Which prints (with my comments, and the important stuff highlighted in red):
Compiled from "Hello.java"
class Hello extends java.lang.Object{
Hello();    (This is the compiler's default auto-generated constructor)
  Code:
   0:    aload_0    (my "this" pointer)
   1:    invokespecial    #1; //Method java/lang/Object."<init>":()V    (call my superclass's constructor)
   4:    return

public static int fn(int);
  Code:
   0:    iload_0    (my function argument is stored in my local variable array, load onto operand stack)
   1:    iconst_3  (load 3 onto operand stack)

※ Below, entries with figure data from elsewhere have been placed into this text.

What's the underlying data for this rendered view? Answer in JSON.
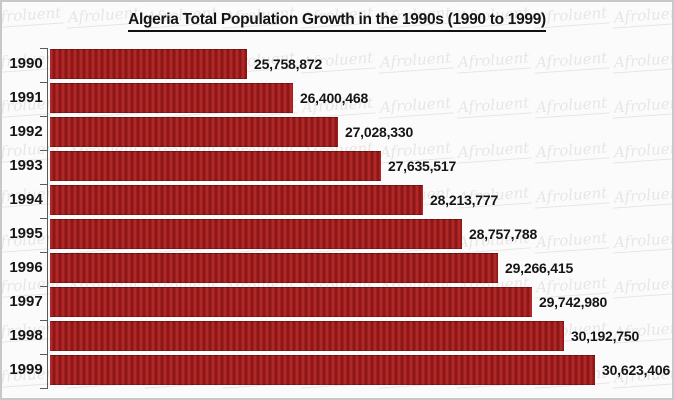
{
  "title": "Algeria Total Population Growth in the 1990s (1990 to 1999)",
  "watermark": {
    "text": "Afroluent"
  },
  "colors": {
    "bar_light": "#b02828",
    "bar_dark": "#8d1616",
    "text": "#151515",
    "axis": "#5a5a5a",
    "watermark": "#e8e5e5",
    "frame_border": "#c8c8c8",
    "bg": "#fcfbfb"
  },
  "chart_data": {
    "type": "bar",
    "orientation": "horizontal",
    "title": "Algeria Total Population Growth in the 1990s (1990 to 1999)",
    "xlabel": "",
    "ylabel": "",
    "categories": [
      "1990",
      "1991",
      "1992",
      "1993",
      "1994",
      "1995",
      "1996",
      "1997",
      "1998",
      "1999"
    ],
    "values": [
      25758872,
      26400468,
      27028330,
      27635517,
      28213777,
      28757788,
      29266415,
      29742980,
      30192750,
      30623406
    ],
    "value_labels": [
      "25,758,872",
      "26,400,468",
      "27,028,330",
      "27,635,517",
      "28,213,777",
      "28,757,788",
      "29,266,415",
      "29,742,980",
      "30,192,750",
      "30,623,406"
    ],
    "xlim": [
      23000000,
      31000000
    ],
    "grid": false,
    "legend": false,
    "bar_color": "#9f1d1d"
  }
}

   2:    iadd           (add i and 3)
   3:    ireturn       (return the sum)

public static void main(java.lang.String[]);
  Code:
   0:    getstatic    #2; //Field java/lang/System.out:Ljava/io/PrintStream;   (Basically Java's "cout")
   3:    new    #3; //class java/lang/StringBuilder  (used to assemble the output string)

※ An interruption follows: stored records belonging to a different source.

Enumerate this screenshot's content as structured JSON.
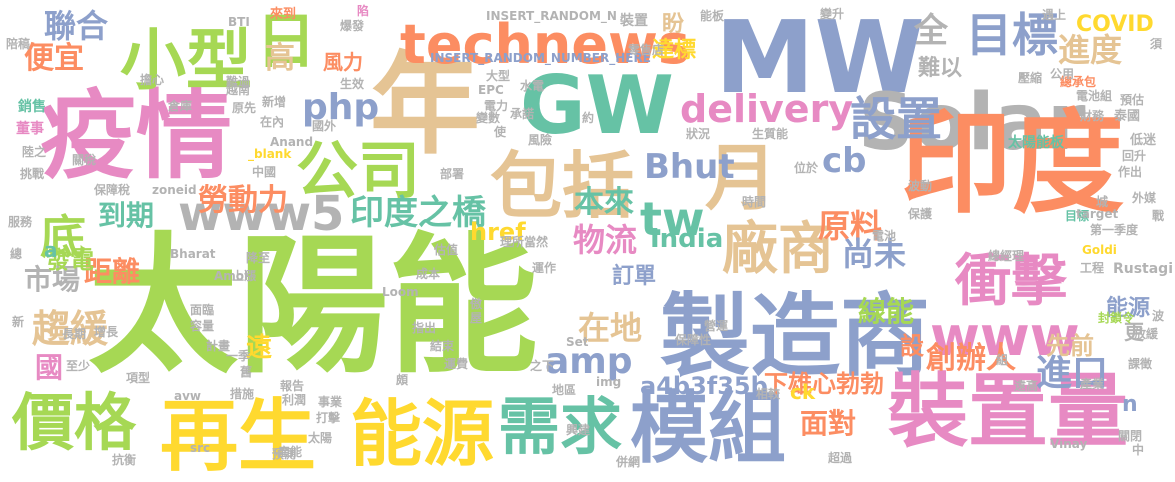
{
  "palette": {
    "green": "#a6d854",
    "pink": "#e78ac3",
    "orange": "#fc8d62",
    "teal": "#66c2a5",
    "blue": "#8da0cb",
    "tan": "#e5c494",
    "yellow": "#ffd92f",
    "gray": "#b3b3b3"
  },
  "words": [
    {
      "text": "太陽能",
      "color": "green"
    },
    {
      "text": "疫情",
      "color": "pink"
    },
    {
      "text": "年",
      "color": "tan"
    },
    {
      "text": "GW",
      "color": "teal"
    },
    {
      "text": "MW",
      "color": "blue"
    },
    {
      "text": "Solar",
      "color": "gray"
    },
    {
      "text": "印度",
      "color": "orange"
    },
    {
      "text": "製造商",
      "color": "blue"
    },
    {
      "text": "裝置量",
      "color": "pink"
    },
    {
      "text": "模組",
      "color": "blue"
    },
    {
      "text": "再生",
      "color": "yellow"
    },
    {
      "text": "能源",
      "color": "yellow"
    },
    {
      "text": "需求",
      "color": "teal"
    },
    {
      "text": "價格",
      "color": "green"
    },
    {
      "text": "包括",
      "color": "tan"
    },
    {
      "text": "月",
      "color": "tan"
    },
    {
      "text": "小型",
      "color": "green"
    },
    {
      "text": "日",
      "color": "green"
    },
    {
      "text": "公司",
      "color": "green"
    },
    {
      "text": "technews",
      "color": "orange"
    },
    {
      "text": "目標",
      "color": "blue"
    },
    {
      "text": "www5",
      "color": "gray"
    },
    {
      "text": "廠商",
      "color": "tan"
    },
    {
      "text": "衝擊",
      "color": "pink"
    },
    {
      "text": "www",
      "color": "pink"
    },
    {
      "text": "delivery",
      "color": "pink"
    },
    {
      "text": "php",
      "color": "blue"
    },
    {
      "text": "設置",
      "color": "blue"
    },
    {
      "text": "全",
      "color": "gray"
    },
    {
      "text": "進度",
      "color": "tan"
    },
    {
      "text": "聯合",
      "color": "blue"
    },
    {
      "text": "便宜",
      "color": "orange"
    },
    {
      "text": "高",
      "color": "tan"
    },
    {
      "text": "風力",
      "color": "orange"
    },
    {
      "text": "難以",
      "color": "gray"
    },
    {
      "text": "COVID",
      "color": "yellow"
    },
    {
      "text": "達標",
      "color": "yellow"
    },
    {
      "text": "盼",
      "color": "tan"
    },
    {
      "text": "Bhut",
      "color": "blue"
    },
    {
      "text": "cb",
      "color": "blue"
    },
    {
      "text": "tw",
      "color": "teal"
    },
    {
      "text": "到期",
      "color": "teal"
    },
    {
      "text": "本來",
      "color": "teal"
    },
    {
      "text": "物流",
      "color": "pink"
    },
    {
      "text": "印度之橋",
      "color": "teal"
    },
    {
      "text": "勞動力",
      "color": "orange"
    },
    {
      "text": "底",
      "color": "green"
    },
    {
      "text": "原料",
      "color": "orange"
    },
    {
      "text": "India",
      "color": "teal"
    },
    {
      "text": "尚未",
      "color": "blue"
    },
    {
      "text": "市場",
      "color": "gray"
    },
    {
      "text": "距離",
      "color": "orange"
    },
    {
      "text": "趨緩",
      "color": "tan"
    },
    {
      "text": "amp",
      "color": "blue"
    },
    {
      "text": "在地",
      "color": "tan"
    },
    {
      "text": "訂單",
      "color": "blue"
    },
    {
      "text": "線能",
      "color": "green"
    },
    {
      "text": "進口",
      "color": "blue"
    },
    {
      "text": "創辦人",
      "color": "orange"
    },
    {
      "text": "先前",
      "color": "tan"
    },
    {
      "text": "a4b3f35b",
      "color": "blue"
    },
    {
      "text": "下雄心勃勃",
      "color": "orange"
    },
    {
      "text": "面對",
      "color": "orange"
    },
    {
      "text": "href",
      "color": "yellow"
    },
    {
      "text": "ck",
      "color": "yellow"
    },
    {
      "text": "發電",
      "color": "green"
    },
    {
      "text": "國",
      "color": "pink"
    },
    {
      "text": "遠",
      "color": "yellow"
    },
    {
      "text": "a",
      "color": "teal"
    },
    {
      "text": "設",
      "color": "orange"
    },
    {
      "text": "n",
      "color": "blue"
    },
    {
      "text": "能源",
      "color": "blue"
    },
    {
      "text": "更",
      "color": "gray"
    },
    {
      "text": "INSERT_RANDOM_N",
      "color": "gray"
    },
    {
      "text": "INSERT_RANDOM_NUMBER_HERE",
      "color": "blue"
    },
    {
      "text": "BTI",
      "color": "gray"
    },
    {
      "text": "來到",
      "color": "orange"
    },
    {
      "text": "裝置",
      "color": "gray"
    },
    {
      "text": "爆發",
      "color": "gray"
    },
    {
      "text": "陷",
      "color": "pink"
    },
    {
      "text": "變升",
      "color": "gray"
    },
    {
      "text": "遇上",
      "color": "gray"
    },
    {
      "text": "能板",
      "color": "gray"
    },
    {
      "text": "總承包",
      "color": "orange"
    },
    {
      "text": "預估",
      "color": "gray"
    },
    {
      "text": "泰國",
      "color": "gray"
    },
    {
      "text": "銷售",
      "color": "teal"
    },
    {
      "text": "董事",
      "color": "pink"
    },
    {
      "text": "倉庫",
      "color": "gray"
    },
    {
      "text": "原先",
      "color": "gray"
    },
    {
      "text": "太陽能板",
      "color": "teal"
    },
    {
      "text": "低迷",
      "color": "gray"
    },
    {
      "text": "作出",
      "color": "gray"
    },
    {
      "text": "目標",
      "color": "teal"
    },
    {
      "text": "外媒",
      "color": "gray"
    },
    {
      "text": "工程",
      "color": "gray"
    },
    {
      "text": "服務",
      "color": "gray"
    },
    {
      "text": "第一季度",
      "color": "gray"
    },
    {
      "text": "總經理",
      "color": "gray"
    },
    {
      "text": "Rustagi",
      "color": "gray"
    },
    {
      "text": "Goldi",
      "color": "yellow"
    },
    {
      "text": "封鎖令",
      "color": "green"
    },
    {
      "text": "放緩",
      "color": "gray"
    },
    {
      "text": "課徵",
      "color": "gray"
    },
    {
      "text": "產業",
      "color": "gray"
    },
    {
      "text": "關閉",
      "color": "gray"
    },
    {
      "text": "Vinay",
      "color": "gray"
    },
    {
      "text": "超過",
      "color": "gray"
    },
    {
      "text": "抗衡",
      "color": "gray"
    },
    {
      "text": "Anand",
      "color": "gray"
    },
    {
      "text": "_blank",
      "color": "yellow"
    },
    {
      "text": "在內",
      "color": "gray"
    },
    {
      "text": "新增",
      "color": "gray"
    },
    {
      "text": "國外",
      "color": "gray"
    },
    {
      "text": "EPC",
      "color": "gray"
    },
    {
      "text": "水電",
      "color": "gray"
    },
    {
      "text": "電力",
      "color": "gray"
    },
    {
      "text": "大型",
      "color": "gray"
    },
    {
      "text": "變數",
      "color": "gray"
    },
    {
      "text": "承諾",
      "color": "gray"
    },
    {
      "text": "風險",
      "color": "gray"
    },
    {
      "text": "狀況",
      "color": "gray"
    },
    {
      "text": "生質能",
      "color": "gray"
    },
    {
      "text": "位於",
      "color": "gray"
    },
    {
      "text": "時間",
      "color": "gray"
    },
    {
      "text": "波動",
      "color": "gray"
    },
    {
      "text": "保護",
      "color": "gray"
    },
    {
      "text": "電池",
      "color": "gray"
    },
    {
      "text": "中國",
      "color": "gray"
    },
    {
      "text": "保障稅",
      "color": "gray"
    },
    {
      "text": "zoneid",
      "color": "gray"
    },
    {
      "text": "部署",
      "color": "gray"
    },
    {
      "text": "理所當然",
      "color": "gray"
    },
    {
      "text": "估值",
      "color": "gray"
    },
    {
      "text": "運作",
      "color": "gray"
    },
    {
      "text": "成本",
      "color": "gray"
    },
    {
      "text": "Bharat",
      "color": "gray"
    },
    {
      "text": "Amol",
      "color": "gray"
    },
    {
      "text": "上漲",
      "color": "gray"
    },
    {
      "text": "降至",
      "color": "gray"
    },
    {
      "text": "Loom",
      "color": "gray"
    },
    {
      "text": "面臨",
      "color": "gray"
    },
    {
      "text": "容量",
      "color": "gray"
    },
    {
      "text": "計畫",
      "color": "gray"
    },
    {
      "text": "一季",
      "color": "gray"
    },
    {
      "text": "指出",
      "color": "gray"
    },
    {
      "text": "結束",
      "color": "gray"
    },
    {
      "text": "Set",
      "color": "gray"
    },
    {
      "text": "img",
      "color": "gray"
    },
    {
      "text": "地區",
      "color": "gray"
    },
    {
      "text": "相較",
      "color": "gray"
    },
    {
      "text": "保障性",
      "color": "gray"
    },
    {
      "text": "營運",
      "color": "gray"
    },
    {
      "text": "運費",
      "color": "gray"
    },
    {
      "text": "報告",
      "color": "gray"
    },
    {
      "text": "利潤",
      "color": "gray"
    },
    {
      "text": "措施",
      "color": "gray"
    },
    {
      "text": "事業",
      "color": "gray"
    },
    {
      "text": "打擊",
      "color": "gray"
    },
    {
      "text": "太陽",
      "color": "gray"
    },
    {
      "text": "預測",
      "color": "gray"
    },
    {
      "text": "產能",
      "color": "gray"
    },
    {
      "text": "興建",
      "color": "gray"
    },
    {
      "text": "併網",
      "color": "gray"
    },
    {
      "text": "avw",
      "color": "gray"
    },
    {
      "text": "零售店",
      "color": "gray"
    },
    {
      "text": "生效",
      "color": "gray"
    },
    {
      "text": "擔心",
      "color": "gray"
    },
    {
      "text": "越南",
      "color": "gray"
    },
    {
      "text": "難過",
      "color": "gray"
    },
    {
      "text": "陸之",
      "color": "gray"
    },
    {
      "text": "挑戰",
      "color": "gray"
    },
    {
      "text": "關稅",
      "color": "gray"
    },
    {
      "text": "增長",
      "color": "gray"
    },
    {
      "text": "長期",
      "color": "gray"
    },
    {
      "text": "至少",
      "color": "gray"
    },
    {
      "text": "項型",
      "color": "gray"
    },
    {
      "text": "公用",
      "color": "gray"
    },
    {
      "text": "電池組",
      "color": "gray"
    },
    {
      "text": "財務",
      "color": "gray"
    },
    {
      "text": "壓縮",
      "color": "gray"
    },
    {
      "text": "回升",
      "color": "gray"
    },
    {
      "text": "target",
      "color": "gray"
    },
    {
      "text": "城",
      "color": "gray"
    },
    {
      "text": "戰",
      "color": "gray"
    },
    {
      "text": "中",
      "color": "gray"
    },
    {
      "text": "波",
      "color": "gray"
    },
    {
      "text": "總",
      "color": "gray"
    },
    {
      "text": "新",
      "color": "gray"
    },
    {
      "text": "src",
      "color": "gray"
    },
    {
      "text": "舊",
      "color": "gray"
    },
    {
      "text": "頗",
      "color": "gray"
    },
    {
      "text": "之下",
      "color": "gray"
    },
    {
      "text": "使",
      "color": "gray"
    },
    {
      "text": "約",
      "color": "gray"
    },
    {
      "text": "傲",
      "color": "gray"
    },
    {
      "text": "屋",
      "color": "gray"
    },
    {
      "text": "須",
      "color": "gray"
    },
    {
      "text": "陪稿",
      "color": "gray"
    },
    {
      "text": "組",
      "color": "gray"
    },
    {
      "text": "遠高",
      "color": "gray"
    }
  ]
}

   6:    dup   (we've got several things to print, so make several copies of the stringbuilder)
   7:    invokespecial    #4; //Method java/lang/StringBuilder."<init>":()V
   10:    ldc    #5; //String fn=
   12:    invokevirtual    #6; //Method java/lang/StringBuilder.append:(Ljava/lang/String;)Ljava/lang/StringBuilder;
   15:    bipush    100   (load the constant 100 onto the operand stack; this function argument will be copied into the local variable stack during invocation)
   17:    invokestatic    #7; //Method fn:(I)I   (call fn)

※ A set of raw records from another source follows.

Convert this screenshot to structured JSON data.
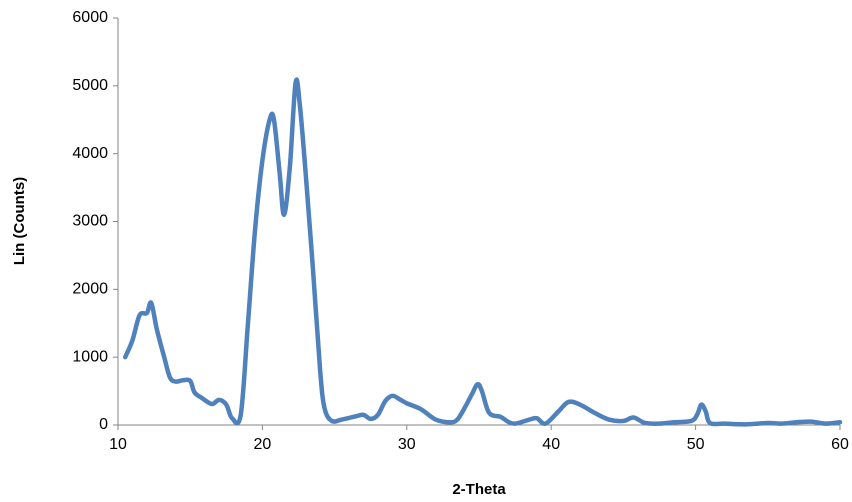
{
  "chart_data": {
    "type": "line",
    "xlabel": "2-Theta",
    "ylabel": "Lin (Counts)",
    "x": [
      10.5,
      11.0,
      11.5,
      12.0,
      12.3,
      12.7,
      13.2,
      13.6,
      14.0,
      14.5,
      15.0,
      15.3,
      15.8,
      16.5,
      17.0,
      17.5,
      17.9,
      18.5,
      19.0,
      19.5,
      20.0,
      20.5,
      20.8,
      21.2,
      21.5,
      21.9,
      22.3,
      22.6,
      23.0,
      23.5,
      24.0,
      24.3,
      24.8,
      25.5,
      26.5,
      27.0,
      27.5,
      28.0,
      28.5,
      29.0,
      29.5,
      30.0,
      31.0,
      32.0,
      33.0,
      33.5,
      34.0,
      34.5,
      34.9,
      35.2,
      35.7,
      36.5,
      37.0,
      37.5,
      38.5,
      39.0,
      39.6,
      40.5,
      41.2,
      42.0,
      43.0,
      44.0,
      45.0,
      45.7,
      46.5,
      47.5,
      48.5,
      49.7,
      50.1,
      50.4,
      50.7,
      51.0,
      52.0,
      53.5,
      55.0,
      56.0,
      57.0,
      58.0,
      59.0,
      60.0
    ],
    "series": [
      {
        "name": "Lin (Counts)",
        "color": "#4f81bd",
        "values": [
          1000,
          1250,
          1620,
          1650,
          1800,
          1400,
          1000,
          700,
          640,
          660,
          650,
          480,
          400,
          310,
          370,
          300,
          100,
          150,
          1500,
          2900,
          3900,
          4500,
          4500,
          3700,
          3100,
          3800,
          5050,
          4700,
          3700,
          2300,
          800,
          250,
          60,
          80,
          130,
          150,
          90,
          150,
          350,
          430,
          380,
          320,
          230,
          80,
          40,
          80,
          250,
          450,
          600,
          500,
          180,
          120,
          50,
          20,
          80,
          100,
          20,
          200,
          340,
          300,
          180,
          80,
          60,
          110,
          30,
          20,
          40,
          60,
          150,
          300,
          200,
          30,
          20,
          10,
          30,
          20,
          40,
          50,
          20,
          40
        ]
      }
    ],
    "xlim": [
      10,
      60
    ],
    "xticks": [
      10,
      20,
      30,
      40,
      50,
      60
    ],
    "ylim": [
      0,
      6000
    ],
    "yticks": [
      0,
      1000,
      2000,
      3000,
      4000,
      5000,
      6000
    ],
    "grid": false
  }
}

   20:    invokevirtual    #8; //Method java/lang/StringBuilder.append:(I)Ljava/lang/StringBuilder;   (concat return value)
   23:    invokevirtual    #9; //Method java/lang/StringBuilder.toString:()Ljava/lang/String;
   26:    invokevirtual    #10; //Method java/io/PrintStream.println:(Ljava/lang/String;)V
   29:    return

}

This is a pretty darn straightforward translation of the original code!